ピッ、というもう聞きなれた電子音が鳴ってドアが開けられた。
「お待たせ、慧」
何やら騒がしくする人の声が聞こえる、急な来客があったのだろうか。
「ごめん、ちょーーっと騒がしいゲストがいるけどいい?」
「ゴホン、今日は僕のためにありがとう、乾杯」
「「かんぱーい」」
それぞれのコップに注がれたシャンパンを口につける。小さなクラッカーも鳴らしてちょっとしたパーティ気分だ。

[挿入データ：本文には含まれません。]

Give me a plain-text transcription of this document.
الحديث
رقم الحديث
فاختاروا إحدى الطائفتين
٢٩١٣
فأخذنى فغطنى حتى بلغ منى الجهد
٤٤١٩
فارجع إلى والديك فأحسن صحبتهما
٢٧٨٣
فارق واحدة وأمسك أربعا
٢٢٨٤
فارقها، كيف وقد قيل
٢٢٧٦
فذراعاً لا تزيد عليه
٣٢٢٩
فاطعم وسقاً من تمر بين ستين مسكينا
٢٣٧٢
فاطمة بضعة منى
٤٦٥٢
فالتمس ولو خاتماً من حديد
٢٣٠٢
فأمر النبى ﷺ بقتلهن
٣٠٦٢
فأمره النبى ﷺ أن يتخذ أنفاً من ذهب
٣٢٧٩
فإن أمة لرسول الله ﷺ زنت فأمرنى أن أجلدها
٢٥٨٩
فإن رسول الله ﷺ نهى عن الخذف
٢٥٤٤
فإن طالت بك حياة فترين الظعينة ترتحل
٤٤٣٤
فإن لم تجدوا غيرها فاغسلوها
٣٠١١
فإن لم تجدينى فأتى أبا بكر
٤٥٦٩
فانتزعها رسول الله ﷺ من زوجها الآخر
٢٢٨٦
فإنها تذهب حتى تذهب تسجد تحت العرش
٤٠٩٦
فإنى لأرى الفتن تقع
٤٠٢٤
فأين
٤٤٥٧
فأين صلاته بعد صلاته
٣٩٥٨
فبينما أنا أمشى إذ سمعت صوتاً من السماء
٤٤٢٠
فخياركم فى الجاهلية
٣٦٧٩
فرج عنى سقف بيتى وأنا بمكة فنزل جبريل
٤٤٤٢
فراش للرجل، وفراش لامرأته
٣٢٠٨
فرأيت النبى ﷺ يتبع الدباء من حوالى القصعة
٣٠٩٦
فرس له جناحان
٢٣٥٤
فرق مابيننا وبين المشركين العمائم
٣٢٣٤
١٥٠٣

「にしてもシルヴィア、クラッカーとか気合い入りまくりじゃん」
「Of course!20歳ってことは日本の成人なんでしょ、いい男なんだから本格的にアタックする人が出てきそうじゃない、良い機会だからスキャンダルの一つでも作っておこうかと思ったの」
「そうよね……数か月後に慧が付き合いだしててもおかしくないわ……」
「はぁ?僕のスキャンダルとか深淵に堕ちる覚悟はできてるんだな?」
「あー……、シルヴィア、迂闊なことは言わないほうがいいわよ」
「そもそも僕が仮に恋愛したところでメグたちとの時間を減らす気はないから」
「あ…………そぅ、もぁ゛!」
「ぅう…っん!!!ケイ!Happy birthday!」
「ちょっと待って、ビールをもって何をする気だ、ていうかそれ僕の分なんだけ―――」
慧が一口だけ飲んだビールを口に当て、一気に飲み干すシルヴィア。その勢いに二人が止めることもできず、空っぽになった空き缶が軽快な音を立てて机に転がる。
「一気……って体に良くないのよね?」
「No problem!この私がその程度で酔うわけないわ!ピザの追加するわよ!」
「うん、完全に良くない酔い方してるじゃない!?そもそも何で慧の部屋にいたのよ!?」
「私が!答えるわ!!ずばり、今日がケイのバースデイだからよ!!!」
「耳元でうるっさいわねぇ!この酔っ払い!」
「My head's killing me!」
「メグも十分酔ってるからペースダウンしなよ、しんどいならソファで寝ていいから」
「必殺!ボディプレスアターック!」
「ちょ、吐きそう、くっつくなとかじゃなく、吐くからっやめっ」
「慧!?袋…いやどきなさいよ!!」
「ケイ!温まってきたんだからつきあいなしゃい!」
「もうおとなしく寝ときなさいってば」
恵がソファで横にさせようとするが上手くいかない。シルヴィアの足元がふらついてしまい、テーブルに頭をぶつけそうになったところを慧が抱きとめる。
「ああもう、ゴメーン……ちょっと、寝るわね……」
慧の腕に抱かれたまま目を瞑り、うとうととし始めた。仕方がないので、抱きかかえた姿勢で、あやすように背中を撫でて寝かしつける、吐かれても困るのだ。慧はゲロの対処が得意ではない上に、自分の部屋をゲロで汚したくなかった。完全に寝たのを確認した慧は普段なら騒ぎ立てるメグが静かに、何も喋ってこないことに気付いた。
「メグ?……メグさん?」
声を掛けても返事はなく、既に熟睡しているメグが見つかった。アルコールを飲んだわけでもないのに静かに寝息をたてており、疲れていたことが伺えた。机の上には空っぽのピザボックスやスナックの袋が散乱してしまい、悲惨な状態となっている。シルヴィアと二人で何本か空けたビール缶も転がっており、慧は片づけのことを考えて眩暈がした。
「はぁ……でも、こういうのがありふれた幸せっていうのかな」
去年までは見られなかった光景。友達を家に呼び、どんちゃん騒ぎを楽しみ、最後は片づけに苦しめられる。酔いが回り、睡魔が襲い掛かってきたことを自覚した慧は、二人を床に寝かせて自分も床に寝転がるのだった。